По длине она была первой в городе — протянулась от гор до моря. Ширины в ней хватило бы на целых четыре улицы или на добрую площадь. По густоте зелени она походила на бульвар, а по обилию уютных уголков под свисающими ветвями — на парк культуры и отдыха. Гошке приходилось слышать, как некоторые ругали улицу за такую планировку, говорили, что надо было зелень придвинуть к домам и отделить их от проезжей части. А он не был согласен. Ему нравилось подскочить на такси, прижаться дверцей к зеленой обочине и незаметно исчезнуть, раствориться в кустарнике. Это было шиком: вдруг явиться перед затаившимися дружками. Из кустов. Как Афродита из морской пены.
Здесь можно было тихо сидеть на скамеечке и, оставаясь невидимым, хоть целый день наблюдать жизнь улицы. Рано утром она была молчаливо-торопливой: работяги топали в порт и на заводы. Чуть позже улица начинала шуметь таксомоторами: командированные мчались с поезда занимать очередь в гостиницу. Потом открывались магазины, и слепые от спешки женщины метались от одного к другому, громко хлопая дверьми. Они были стремительны, как норд-ост, появлялись на четверть часа и так же внезапно исчезали неизвестно куда. После них в магазины тянулись засидевшиеся на пенсии старички и старушки, шаркали по цветной брусчатке любимыми шлепанцами, громко сморкались, гремели бидонами и подолгу стояли на каждом углу, обсуждая личные и коммунальные проблемы, трудные школьные программы и положение на Ближнем Востоке.

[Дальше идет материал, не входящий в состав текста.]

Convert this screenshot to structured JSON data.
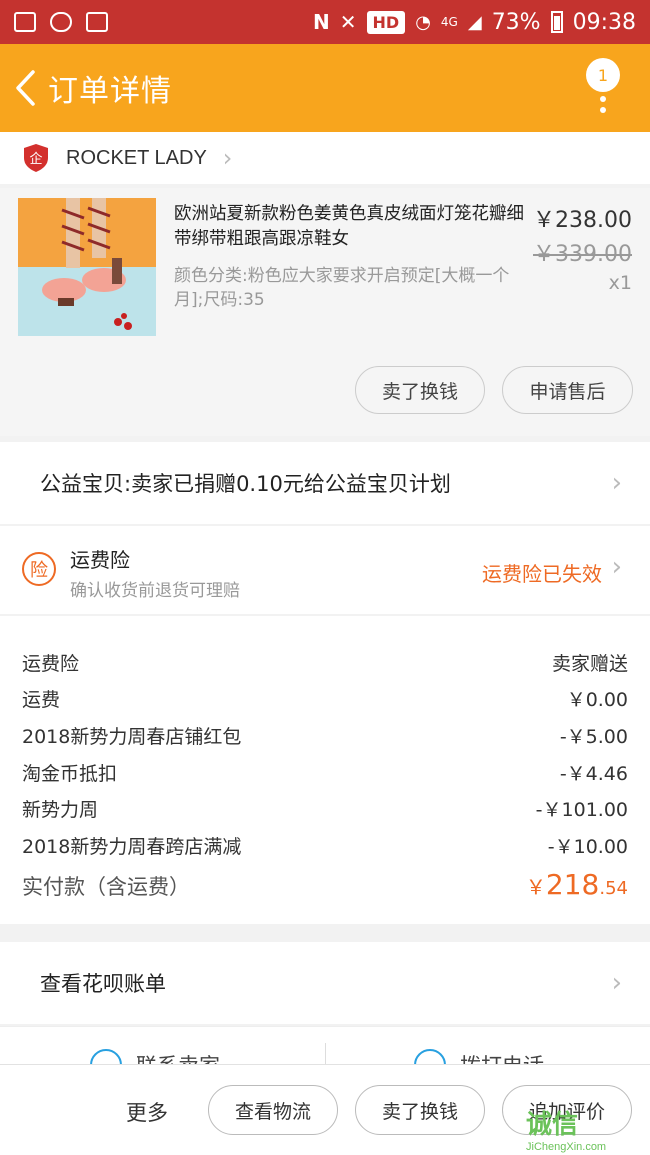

Потом наступали самые неуютные часы: на тихие дорожки выкатывались дивизионы детских колясок. Тогда из-под кустов то и дело слышалось мучительное «пис-пис…» или вдруг рядом раздавался такой рев, что живо вспоминались рвущие душу стоны теплоходных сирен в морском тумане. И уж не дай бог, если по соседству обосновывалась нервная нянечка с отпрыском счастливого возраста от двух до пяти. Тогда сиди и оглядывайся, чтобы целы были сигареты, мирно лежащие рядом на скамье, или чтобы не шлепнулось тебе на шею что-нибудь грязное и мокрое. От контактов с этими чересчур любознательными горожанами Гошка старался воздерживаться, вставал и уходил куда-нибудь. Возвращался, когда тени от домов переползали на другую сторону улицы.

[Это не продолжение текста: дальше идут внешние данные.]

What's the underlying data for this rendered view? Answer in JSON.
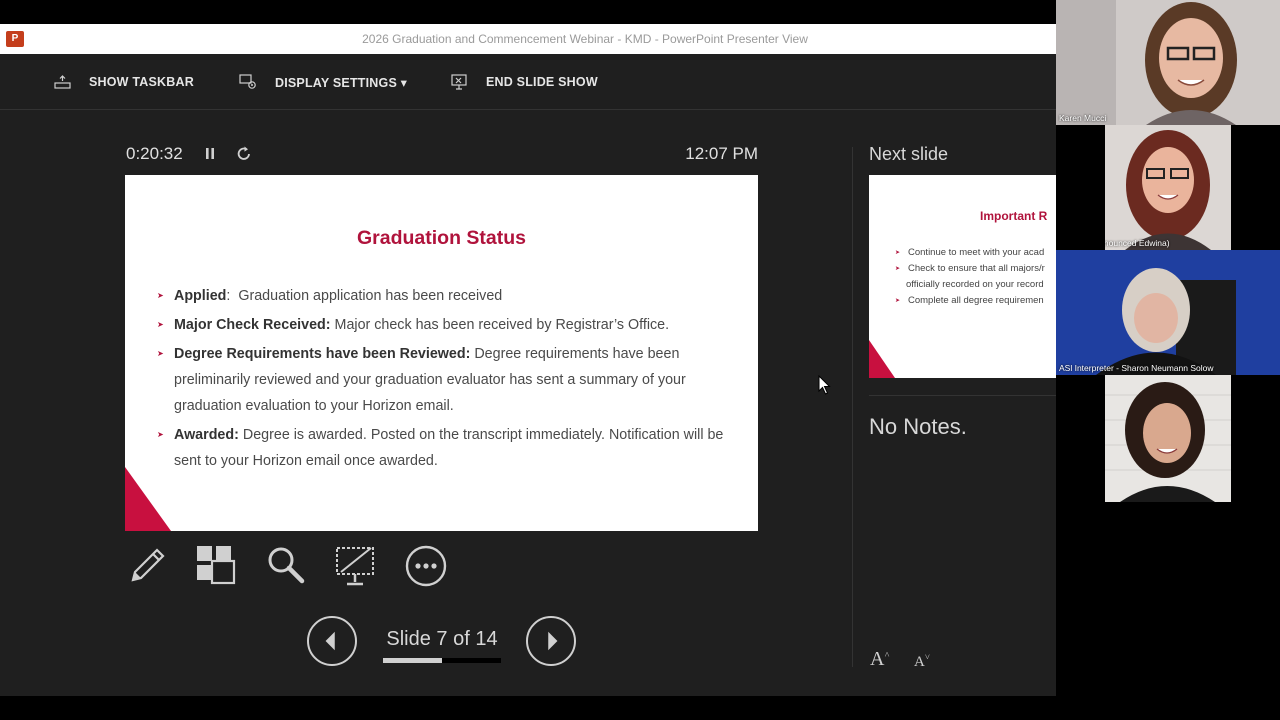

С часу до двух время пролетало быстро и весело: на бульвар приходили продавщицы из соседних магазинов. Затем оставалось переждать еще немного, и начиналось самое его, Гошкино, время. Открывалась не регламентированная ни одной инструкцией толкучка. На скамеечках в тени акаций собирались разного рода филателисты, филуменисты, нумизматы и прочие охотники до никому не понятных, но всеми почитаемых увлечений. Толпа как магнит: к ней, словно к светлому окну, слетаются все праздношатающиеся «мотыльки». И тут только не зевать. Среди них много тех, кого «деловые люди» с бульвара уважительно называют «купцами». Лучшие из них — командированные. Они, не торгуясь, берут все подряд и особенно жевательную резинку. Тут можно поймать и морячка, жаждущего поменять «монету на монету».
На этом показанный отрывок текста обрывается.